Spherical permeability is estimated from a log-log plot of pressure derivative versus a particular function of time. A type curve match for pressure difference and its derivative was generated to obtain horizontal permeability, vertical permeability and skin. The interesting observation after analysis of vertical permeability data (which was significantly larger than the horizontal permeability) along with the anisotropy ratio suggested that reservoir B layers were supported by vertical hairline fractures.

Data obtained from the FT-Dual Packer-Probe station was used later to derive the production index [(PI) or the volume a well can produce per unit pressure drop] on Well 2/B. Because the data indicated a PI five times lower than expected, it was concluded that the investigated volume of rock during FT-Dual Packer test had poor reservoir quality when compared to the volume sampled during the average long-term DST.

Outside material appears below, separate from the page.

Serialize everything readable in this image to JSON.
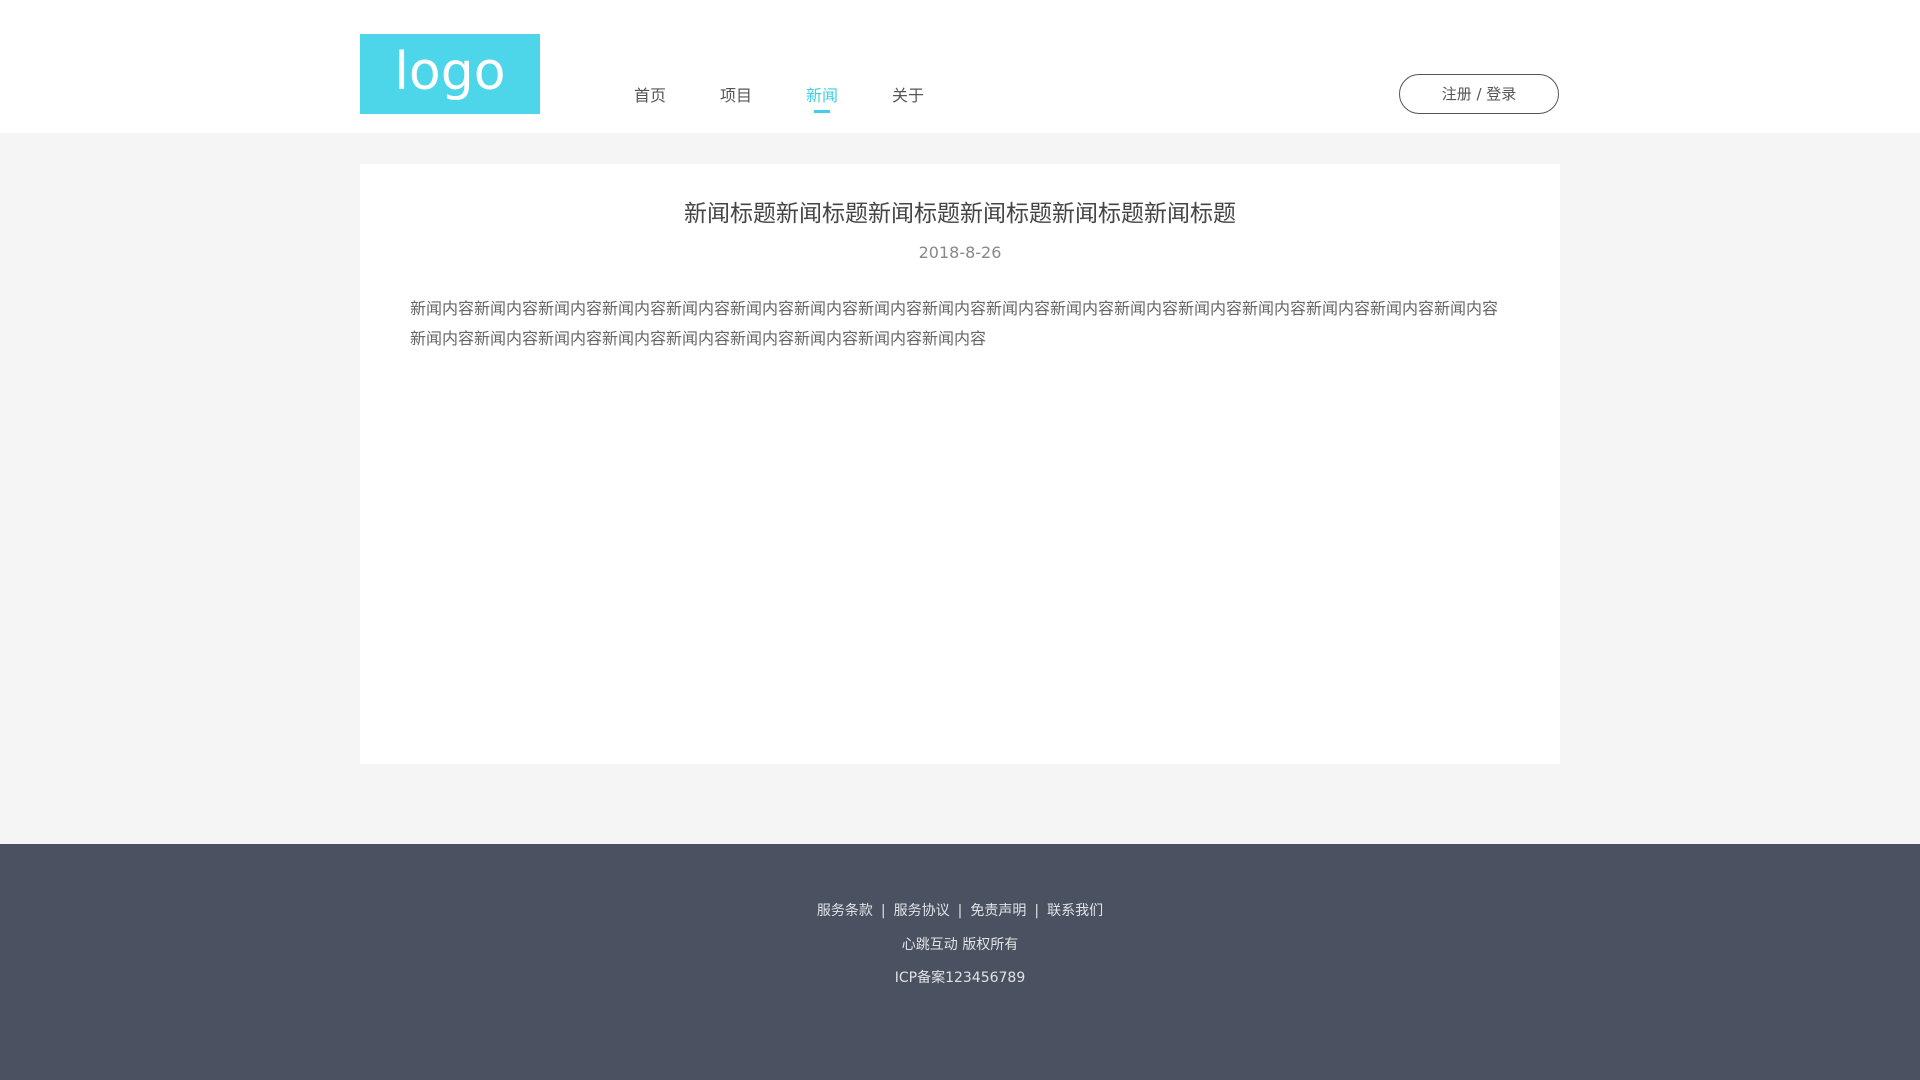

Better field development strategies

Permeability is difficult to determine as it often changes dramatically with scale and direction. The latest generation of wireline formation testers, equipped with packers and multiple probes, now provide cost-effective, in-situ directional permeability information (particularly in the intermediate range between core and DST testing) not previously available with other techniques or with former generations of wireline formation testers. Use of such variations in formation testers as the FT-dual packer module is expanding the use of modern testers to determine permeability and help make important well-completion and reservoir-management decisions.